Rocco Commisso parla alla famiglia viola e sceglie una lettera aperta pubblicata sul sito ufficiale e rilanciata dai social della Fiorentina. Saltano le ipotesi restyling Franchi e salta la partecipazione all’asta per l’area Mercafir. Ad oggi una soluzione proposta dal Comune di Firenze per il nuovo stadio Fiorentina. Ecco i due passi che spiegano come si è arrivati a questa conclusione.

Commisso sul restyling Franchi: progetto bocciato

A settembre 2019 abbiamo presentato alla Città e alla Soprintendenza un progetto preliminare di ristrutturazione del Franchi che avrebbe potuto essere portato a termine nell’arco di 30 mesi. Il progetto prevedeva la copertura integrale delle tribune per tutti gli spettatori; un complesso dotato di impianti di climatizzazione con attività commerciali; servizi igienici e di ristorazione moderni; ampi Sky Box. Preservando al contempo le principali idee architettoniche di Nervi. Tuttavia la risposta iniziale della Soprintendenza è stata negativa. In particolare la Soprintendenza ha esaminato il nostro progetto e ha espresso un parere negativo relativamente all’idea di sostituire le curve originarie con curve ristrutturate più vicine al terreno di gioco. La posizione della Soprintendenza è purtroppo infelice poiché tutte le altre componenti di significativa importanza storica non sarebbero state coinvolte e poiché un ammodernamento al Franchi avrebbe esteso significativamente l’utilità e quindi la vita di uno stadio costruito 90 anni fa.
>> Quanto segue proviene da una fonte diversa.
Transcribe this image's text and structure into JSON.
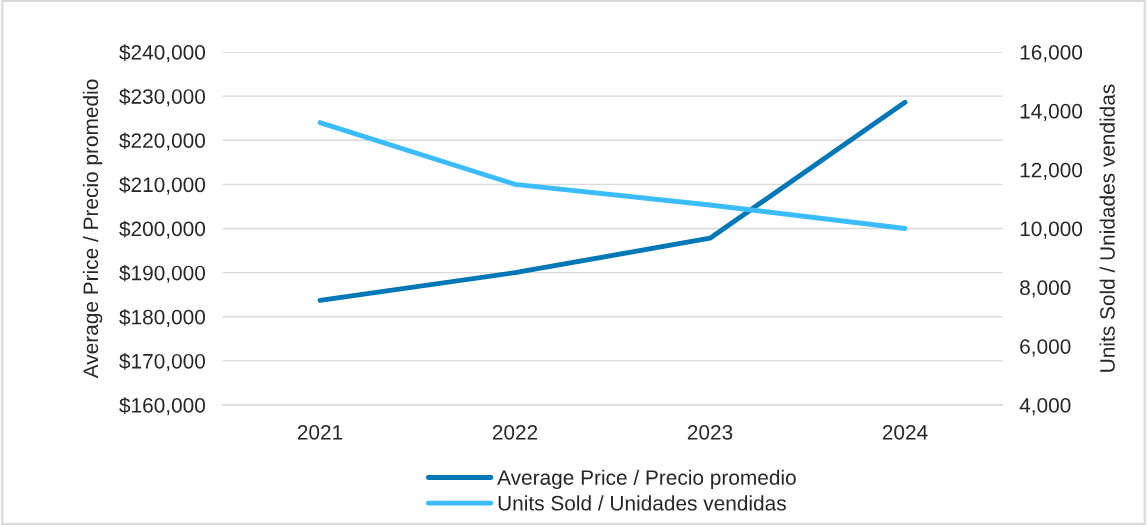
{
  "chart_data": {
    "type": "line",
    "categories": [
      "2021",
      "2022",
      "2023",
      "2024"
    ],
    "series": [
      {
        "name": "Average Price / Precio promedio",
        "color": "#0077b6",
        "values": [
          183700,
          190000,
          197800,
          228600
        ]
      },
      {
        "name": "Units Sold / Unidades vendidas",
        "color": "#3bbcff",
        "values": [
          13600,
          11500,
          10800,
          10000
        ],
        "axis": "y2"
      }
    ],
    "ylabel": "Average Price / Precio promedio",
    "y2label": "Units Sold / Unidades vendidas",
    "ylim": [
      160000,
      240000
    ],
    "yticks": [
      {
        "value": 160000,
        "label": "$160,000"
      },
      {
        "value": 170000,
        "label": "$170,000"
      },
      {
        "value": 180000,
        "label": "$180,000"
      },
      {
        "value": 190000,
        "label": "$190,000"
      },
      {
        "value": 200000,
        "label": "$200,000"
      },
      {
        "value": 210000,
        "label": "$210,000"
      },
      {
        "value": 220000,
        "label": "$220,000"
      },
      {
        "value": 230000,
        "label": "$230,000"
      },
      {
        "value": 240000,
        "label": "$240,000"
      }
    ],
    "y2lim": [
      4000,
      16000
    ],
    "y2ticks": [
      {
        "value": 4000,
        "label": "4,000"
      },
      {
        "value": 6000,
        "label": "6,000"
      },
      {
        "value": 8000,
        "label": "8,000"
      },
      {
        "value": 10000,
        "label": "10,000"
      },
      {
        "value": 12000,
        "label": "12,000"
      },
      {
        "value": 14000,
        "label": "14,000"
      },
      {
        "value": 16000,
        "label": "16,000"
      }
    ],
    "grid": "y",
    "legend": "bottom",
    "line_style": "solid",
    "marker": "none"
  }
}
Rocco e il no al bando Mercafir

Ad ottobre 2019 il Comune di Firenze, di sua iniziativa, ci ha proposto la possibilità di costruire un nuovo stadio nell’area del complesso Mercafir, che misura 14,8 ettari. Il Comune riteneva all’epoca che l’area Mercafir fosse l’unica opzione disponibile all’interno del territorio comunale che si abbinasse ai 3 obiettivi da me fissati:

  • Tempistiche rapide per le approvazioni regolamentari riguardanti lo stadio e fine dei lavori entro settembre 2023.
  • Costi ragionevoli per l’acquisto e lo sviluppo del sito, da mantenere tali anche dopo il completamento dello stadio.
  • Controllo totale da parte della Fiorentina del progetto di costruzione e della gestione dello stadio dopo il suo completamento.

Sfortunatamente dopo un’attenta valutazione delle particolari condizioni finanziarie e contrattuali della gara pubblica d’appalto per la Mercafir, resi pubblici a febbraio 2020, nonché dei rischi inerenti, la Fiorentina ritiene che nessuna delle tre condizioni di cui sopra sia soddisfatta.

Conseguentemente annunciamo oggi a malincuore che la Fiorentina non parteciperà alla gara pubblica per la Mercafir con scadenza prevista per il 7 aprile 2020.